Cette formation norvégienne a toujours tenu une place à part au sein de la scène metal. Atypique à plus d’un titre, son style n’est pas le plus évident à appréhender pour le commun des mortels, c’est d’ailleurs ce qui fait tout son charme. Prog ? Doom ? Heavy ? Post ? Avant-garde ? Gnè ? Toutes ces étiquettes paraissent superflues tant MADDER MORTEM les broie, malaxe et digère dans un maelstrom sonore insaisissable. Il s’en contrefout aussi, probablement. Car chacun de ses albums, chefs d’œuvre de sensibilité et d’élégance, est un puzzle aux mille pièces disposées en trompe-l’œil. Tourbillon d’émotions allant de la folie furieuse au calme inquiétant en passant par de véritables moments de grâce, le quintet brise les frontières des genres à chacune de ses apparitions. Et ce huitième album, « Old Eyes, New Heart » ne fait pas exception à la règle. Et il aura fallu cinq années, cinq longues années marquées par le deuil (le père de la chanteuse Agnete et son frère Birger Petter, guitariste, est décédé l’année dernière) pour voir le groupe refaire surface. L'abnégation, peut-être, la passion, pour sûr.

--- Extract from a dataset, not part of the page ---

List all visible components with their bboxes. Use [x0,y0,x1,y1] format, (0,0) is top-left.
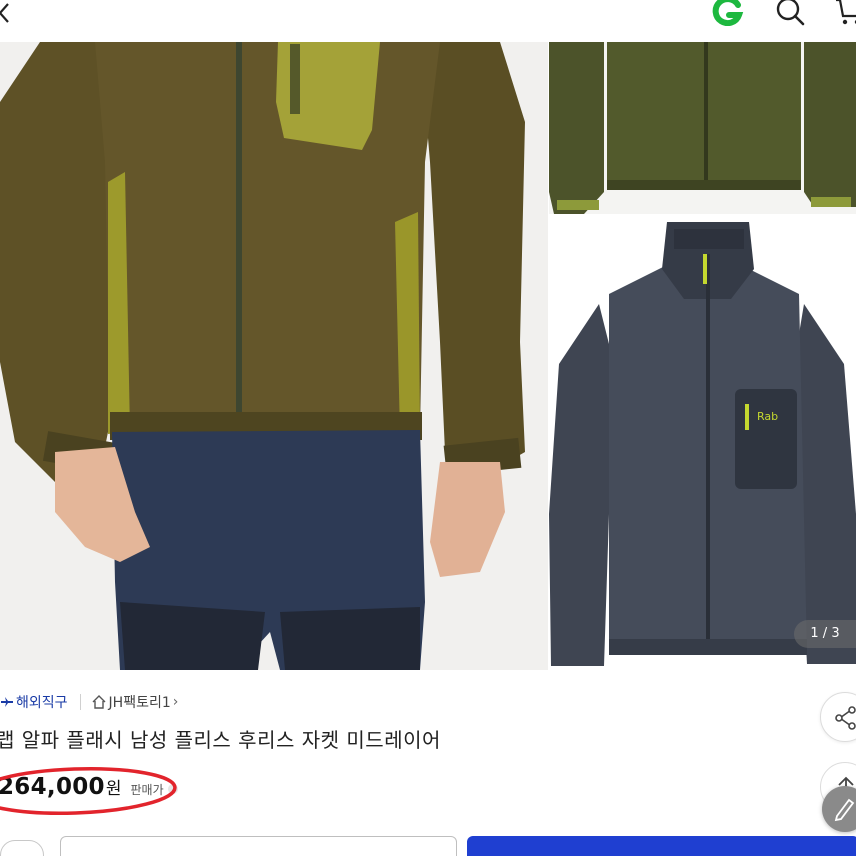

J’évoquais donc ces moments de grâce dont seul MADDER MORTEM a le secret. Sa chanteuse, Agnete, y est pour beaucoup. Son timbre de voix, tantôt éraillé, tantôt angélique, ensorcelant, fait le bonheur des amoureux de la différence depuis maintenant plus de 25 ans. Mais l’alchimie ne pourrait fonctionner sans le génie créatif de son frère à la guitare, capable de transformer tout ce qu’il riffe en or. A l’aise dans tous les registres, Birger Petter s’adonne avec dextérité à alterner au sein d’un même morceau une embardée heavy cotoyant une rythmique syncopée... en passant par une partie acoustique plus solennelle. Mais les trois autres compères ne sont pas en reste, avec une mention spéciale pour le batteur Mads Solås présent sur le navire depuis le 1999. Une éternité. Tormod Langøien Moseng, bassiste et Anders Langberg, second préposé aux guitares, apportent eux aussi leur contribution à cet ensemble homogène et délicat. L’alchimie.

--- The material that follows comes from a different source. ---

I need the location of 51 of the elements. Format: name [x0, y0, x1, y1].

Cette fameuse alchimie. Que l’on retrouve une nouvelle fois ici de la première à la dernière minute, que cela soit dans les moments les plus calmes ("On Guard", "Colld Hard Rain", "Long Road") empreints d’une atmosphère propice au recueillement que sur ses accès, relatifs, de fureur ("Unity", "Things I’ll Never Do"). A l'instar de ceux qui portent en eux la richesse et l’originalité dans chaque recoin ("Master Tongue", "Towers"), marque de fabrique que MADDER MORTEM perpétude avec ferveur depuis toujours. Mais s’il ne fallait retenir qu’une seule chose de ce huitième album, cela serait "Here and Now". L’un des plus beaux morceaux écrits par le groupe pour sûr. Une composition d’une sensibilité, on y revient toujours, prompte à tirer une larmichette au métalleux le plus endurci. Où Agnete fait une nouvelle fois des miracles du fin fond de ses cordes vocales, appuyée par une section rythmique d’une justesse absolue. Cela ne se décrit pas, cela se vit.

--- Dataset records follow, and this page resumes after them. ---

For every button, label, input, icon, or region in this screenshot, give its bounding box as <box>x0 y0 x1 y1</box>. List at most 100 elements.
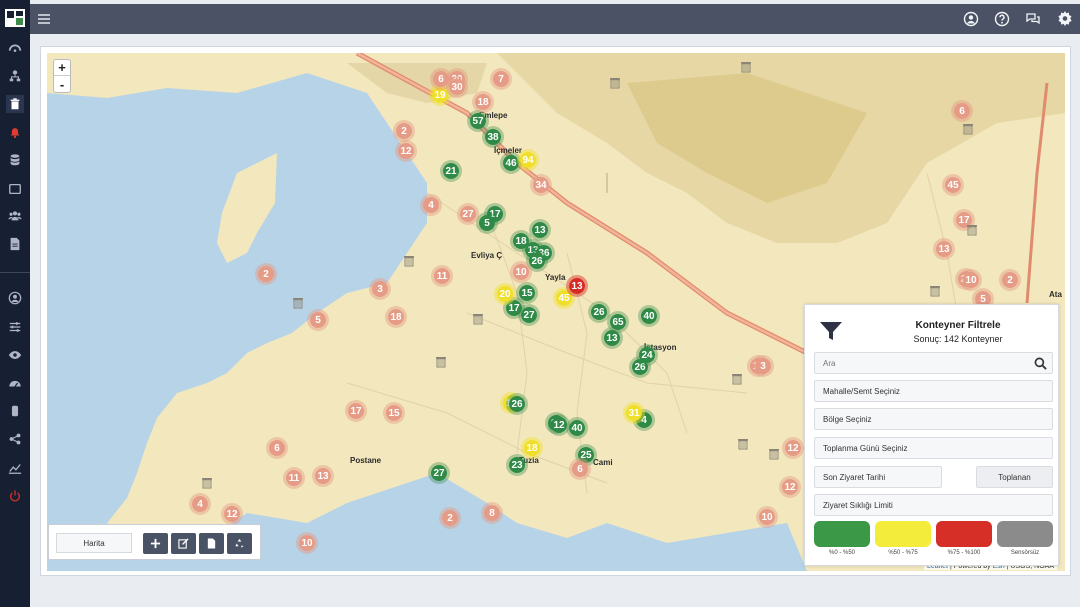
cluster-marker[interactable]: 12 <box>395 140 417 162</box>
cluster-marker[interactable]: 11 <box>283 467 305 489</box>
cluster-marker[interactable]: 5 <box>307 309 329 331</box>
cluster-marker[interactable]: 31 <box>623 402 645 424</box>
cluster-marker[interactable]: 12 <box>779 476 801 498</box>
cluster-marker[interactable]: 30 <box>446 76 468 98</box>
cluster-marker[interactable]: 6 <box>266 437 288 459</box>
cluster-marker[interactable]: 2 <box>255 263 277 285</box>
container-bin-icon[interactable] <box>967 224 977 236</box>
container-bin-icon[interactable] <box>404 255 414 267</box>
cluster-marker[interactable]: 12 <box>782 437 804 459</box>
search-input[interactable] <box>815 353 1025 373</box>
cluster-marker[interactable]: 10 <box>756 506 778 528</box>
cluster-marker[interactable]: 18 <box>472 91 494 113</box>
collected-button[interactable]: Toplanan <box>976 466 1053 488</box>
zoom-out-button[interactable]: - <box>54 76 70 92</box>
cluster-marker[interactable]: 13 <box>312 465 334 487</box>
chat-icon[interactable] <box>1025 11 1041 27</box>
cluster-marker[interactable]: 27 <box>457 203 479 225</box>
container-bin-icon[interactable] <box>293 297 303 309</box>
container-bin-icon[interactable] <box>436 356 446 368</box>
cluster-marker[interactable]: 21 <box>440 160 462 182</box>
cluster-marker[interactable]: 34 <box>530 174 552 196</box>
document-button[interactable] <box>199 533 224 554</box>
cluster-marker[interactable]: 38 <box>482 126 504 148</box>
eye-icon[interactable] <box>6 346 24 364</box>
cluster-marker[interactable]: 6 <box>569 458 591 480</box>
container-bin-icon[interactable] <box>930 285 940 297</box>
container-bin-icon[interactable] <box>473 313 483 325</box>
container-bin-icon[interactable] <box>202 477 212 489</box>
dashboard-icon[interactable] <box>6 39 24 57</box>
search-icon[interactable] <box>1034 357 1047 370</box>
cluster-marker[interactable]: 20 <box>494 283 516 305</box>
cluster-marker[interactable]: 2 <box>393 120 415 142</box>
cluster-marker[interactable]: 94 <box>517 149 539 171</box>
chart-icon[interactable] <box>6 459 24 477</box>
zoom-in-button[interactable]: + <box>54 60 70 76</box>
no-sensor-button[interactable] <box>997 521 1053 547</box>
cluster-marker[interactable]: 26 <box>506 393 528 415</box>
cluster-marker[interactable]: 13 <box>529 219 551 241</box>
tablet-icon[interactable] <box>6 180 24 198</box>
help-icon[interactable] <box>994 11 1010 27</box>
cluster-marker[interactable]: 24 <box>636 344 658 366</box>
cluster-marker[interactable]: 4 <box>189 493 211 515</box>
cluster-marker[interactable]: 26 <box>588 301 610 323</box>
user-circle-icon[interactable] <box>6 289 24 307</box>
cluster-marker[interactable]: 3 <box>752 355 774 377</box>
cluster-marker[interactable]: 13 <box>601 327 623 349</box>
cluster-marker[interactable]: 27 <box>428 462 450 484</box>
container-bin-icon[interactable] <box>738 438 748 450</box>
cluster-marker[interactable]: 11 <box>431 265 453 287</box>
container-bin-icon[interactable] <box>769 448 779 460</box>
edit-button[interactable] <box>171 533 196 554</box>
hamburger-icon[interactable] <box>37 12 51 26</box>
neighborhood-select[interactable]: Mahalle/Semt Seçiniz <box>814 380 1053 402</box>
fill-level-75-100-button[interactable] <box>936 521 992 547</box>
network-icon[interactable] <box>6 67 24 85</box>
cluster-marker[interactable]: 15 <box>516 282 538 304</box>
container-bin-icon[interactable] <box>732 373 742 385</box>
user-icon[interactable] <box>963 11 979 27</box>
cluster-marker[interactable]: 17 <box>345 400 367 422</box>
map-view-label[interactable]: Harita <box>56 533 132 553</box>
cluster-marker[interactable]: 13 <box>933 238 955 260</box>
trash-icon[interactable] <box>6 95 24 113</box>
collection-day-select[interactable]: Toplanma Günü Seçiniz <box>814 437 1053 459</box>
users-icon[interactable] <box>6 207 24 225</box>
bell-icon[interactable] <box>6 123 24 141</box>
cluster-marker[interactable]: 5 <box>476 212 498 234</box>
visit-frequency-limit-field[interactable]: Ziyaret Sıklığı Limiti <box>814 494 1053 516</box>
share-icon[interactable] <box>6 430 24 448</box>
cluster-marker[interactable]: 23 <box>506 454 528 476</box>
cluster-marker[interactable]: 12 <box>548 414 570 436</box>
document-icon[interactable] <box>6 235 24 253</box>
cluster-marker[interactable]: 45 <box>942 174 964 196</box>
sliders-icon[interactable] <box>6 318 24 336</box>
speedometer-icon[interactable] <box>6 374 24 392</box>
cluster-marker[interactable]: 6 <box>951 100 973 122</box>
container-bin-icon[interactable] <box>741 61 751 73</box>
cluster-marker[interactable]: 18 <box>385 306 407 328</box>
cluster-marker[interactable]: 15 <box>383 402 405 424</box>
cluster-marker[interactable]: 18 <box>521 437 543 459</box>
cluster-marker[interactable]: 10 <box>510 261 532 283</box>
add-button[interactable] <box>143 533 168 554</box>
container-bin-icon[interactable] <box>963 123 973 135</box>
cluster-marker[interactable]: 18 <box>510 230 532 252</box>
cluster-marker[interactable]: 27 <box>518 304 540 326</box>
fill-level-50-75-button[interactable] <box>875 521 931 547</box>
gear-icon[interactable] <box>1057 11 1073 27</box>
cluster-marker[interactable]: 7 <box>490 68 512 90</box>
cluster-marker[interactable]: 8 <box>481 502 503 524</box>
power-icon[interactable] <box>6 487 24 505</box>
cluster-marker[interactable]: 4 <box>420 194 442 216</box>
cluster-marker[interactable]: 12 <box>221 503 243 525</box>
cluster-marker[interactable]: 40 <box>638 305 660 327</box>
fill-level-0-50-button[interactable] <box>814 521 870 547</box>
map[interactable]: + - Emlepe İçmeler Evliya Ç Yayla İstasyon Po… <box>47 53 1065 571</box>
last-visit-date-field[interactable]: Son Ziyaret Tarihi <box>814 466 942 488</box>
cluster-marker[interactable]: 13 <box>566 275 588 297</box>
cluster-marker[interactable]: 3 <box>369 278 391 300</box>
cluster-marker[interactable]: 10 <box>296 532 318 554</box>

Ceux d’entre vous qui suivent le groupe, que ce soit depuis ses débuts ou pas, le devinent sans même en avoir écouté une note. Oui, cet album des norvégiens ne fait pas exception à la règle et porte la bande à Agnete toujours plus haut, toujours plus loin, inatteignable par la plupart de ses semblables. Et ce voyage de quarante-huit minutes qu’est « Old eyes, New Heart » est un petit moment de bonheur, trop court comme à chaque fois, qu’il convient d’apprécier sans modération. Un petit moment de bonheur que l’on souhaiterait revivre encore... et encore.